Student surfing in cyberspace Howard County: School board should put aside fear of the Net and adopt report.

June 24, 1996

IT'S PERFECTLY understandable that Howard School Board member Sandra French and three of her colleagues raised a series of questions at a meeting last week about a plan to link county students to the Internet. Anyone who has cruised the World Wide Web knows there is reason for caution. Plenty of on-line sites haven't a sliver of educational value, and they fill the screen with nonsense that no child should ever see.

The school board would be unwise, however, if it were to reject the thrust of a thoughtful report by Richard Weisenhoff, the curriculum coordinator of the system's Office of Education Technology. The report seeks to connect all students to the Net while trying to protect them with a series of checks that would make misuse of this bountiful medium difficult and punitive.

Mr. Weisenhoff recommends that most classrooms have three computers capable of going on-line. Under his proposal, students would need signed permission slips from home before they would be able to use the Internet independently. Teachers, but not students, would have e-mail to send and receive messages to other computer users. And software would be created that would prevent students from peeking at inappropriate sites while teachers aren't looking and also record all the places a student has visited on-line. Knowing they very likely will get caught, few students would want to risk the loss of computer privileges by misusing the system.

Gov.

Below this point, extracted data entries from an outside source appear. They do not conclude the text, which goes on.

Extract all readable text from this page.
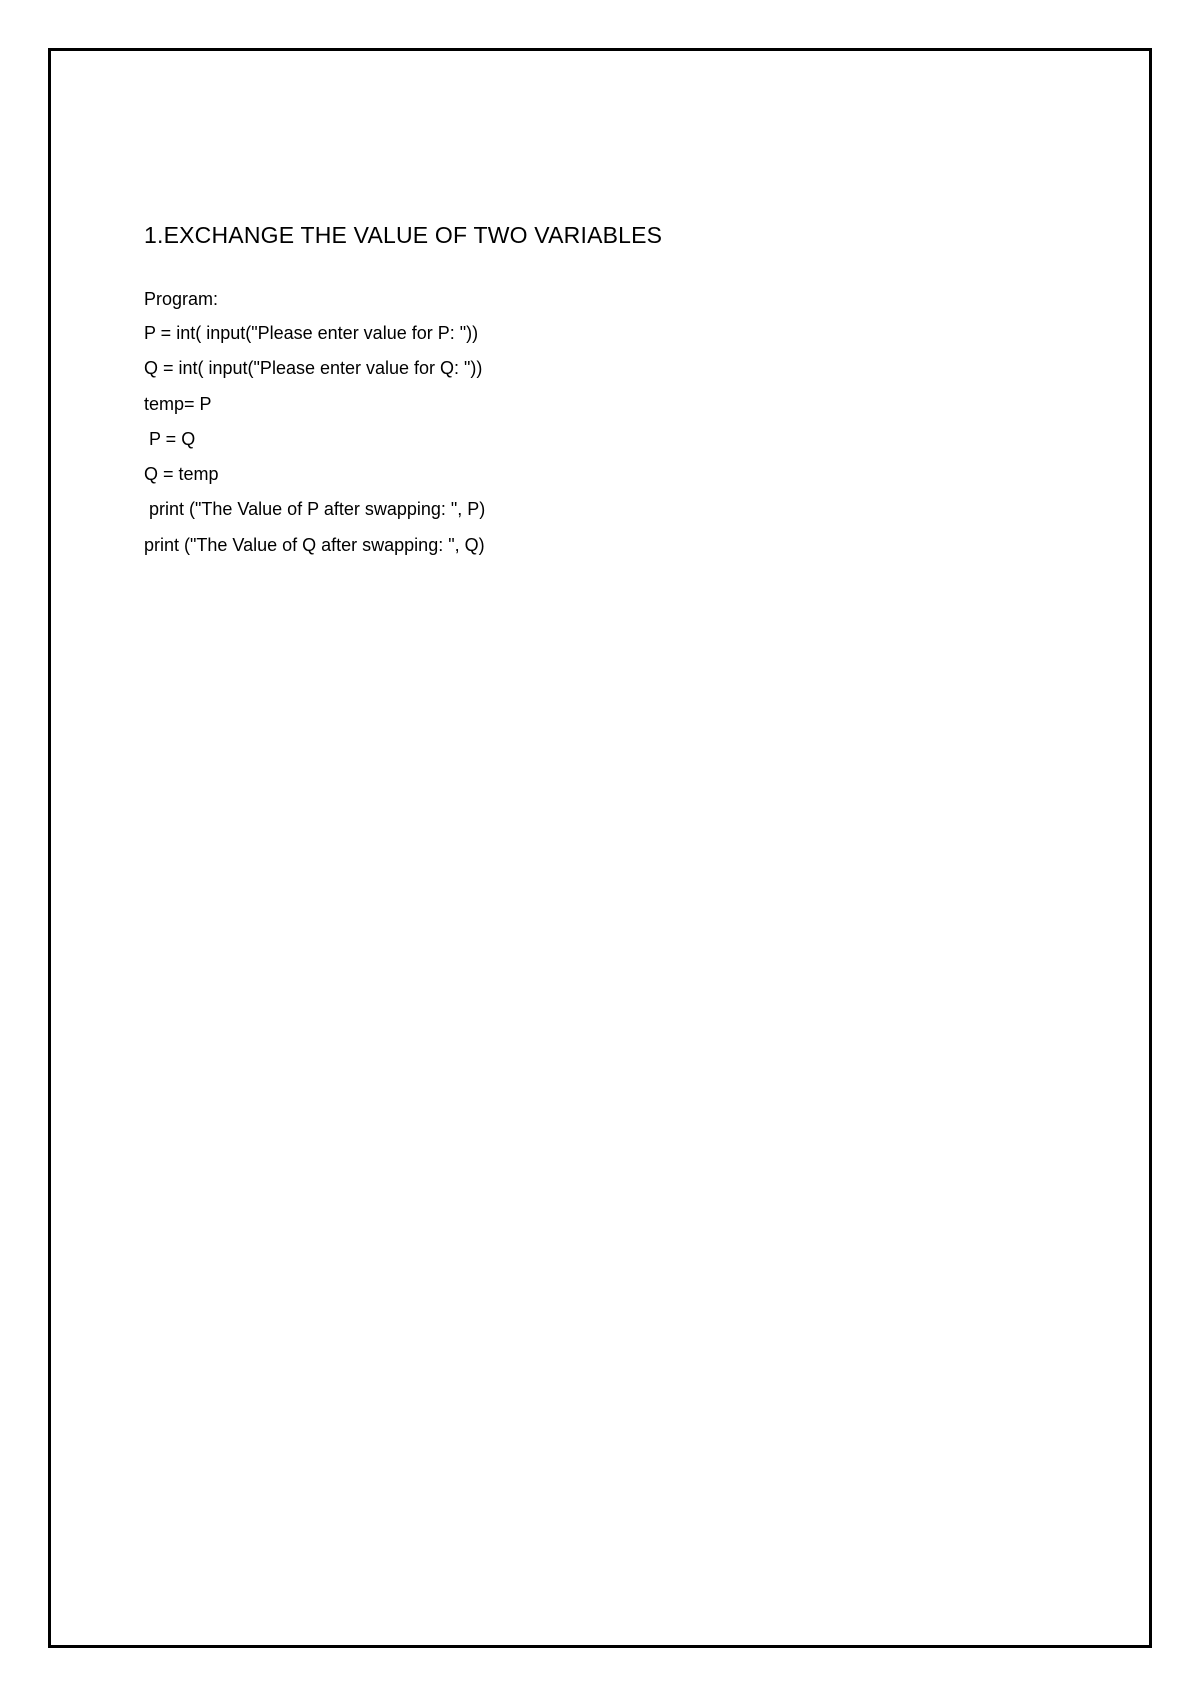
1.EXCHANGE THE VALUE OF TWO VARIABLES
Program:
P = int( input("Please enter value for P: "))
Q = int( input("Please enter value for Q: "))
temp= P
P = Q
Q = temp
print ("The Value of P after swapping: ", P)
print ("The Value of Q after swapping: ", Q)
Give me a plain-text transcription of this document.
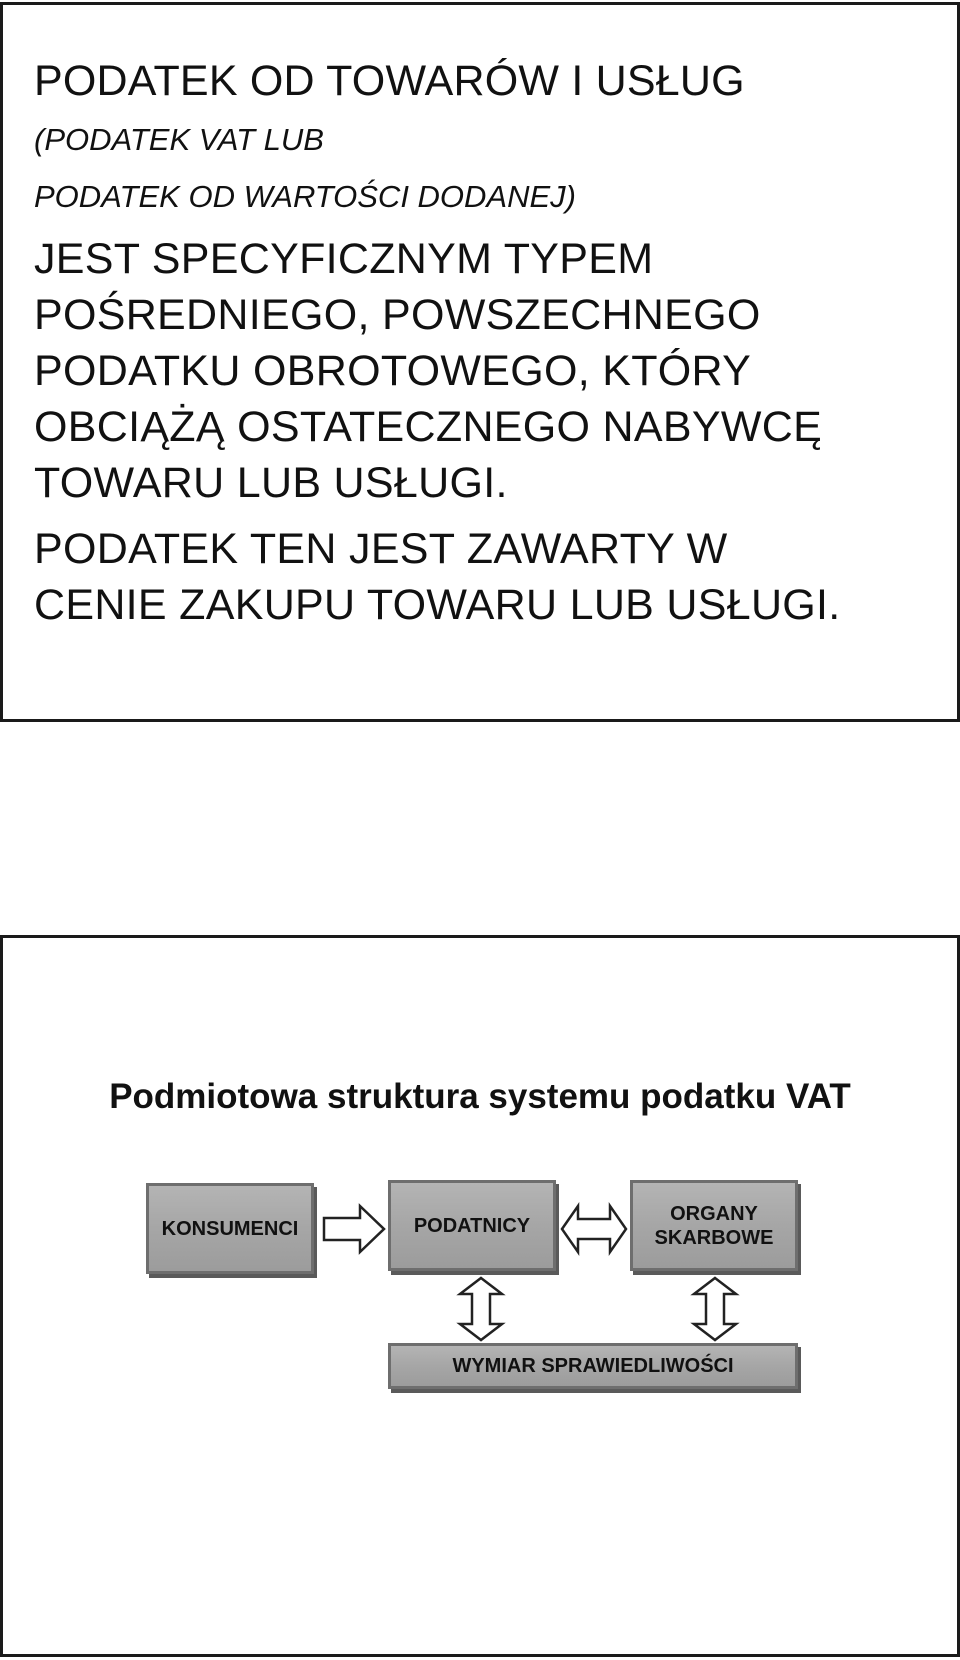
PODATEK OD TOWARÓW I USŁUG
(PODATEK VAT LUB
PODATEK OD WARTOŚCI DODANEJ)
JEST SPECYFICZNYM TYPEM
POŚREDNIEGO, POWSZECHNEGO
PODATKU OBROTOWEGO, KTÓRY
OBCIĄŻĄ OSTATECZNEGO NABYWCĘ
TOWARU LUB USŁUGI.
PODATEK TEN JEST ZAWARTY W
CENIE ZAKUPU TOWARU LUB USŁUGI.
Podmiotowa struktura systemu podatku VAT
KONSUMENCI	PODATNICY
ORGANY
SKARBOWE
WYMIAR SPRAWIEDLIWOŚCI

Parris Glendening, whose administration has embraced computer technology, wants all state public schools online by the fall. That is when Mr. Weisenhoff is scheduled to bring an updated proposal to the school board. But his report doesn't need to be updated; rather, it's the attitudes of school board members that must be brought up to speed.

Although countless megabytes of mundane and inappropriate fare litter the information superhighway, there is a wealth of useful and current material that students should be able to access with the right guidance. The report presented to the school board does not need any drastic revisions. It is a solid plan that has found a way to open up endless educational possibilities for students while providing proper controls.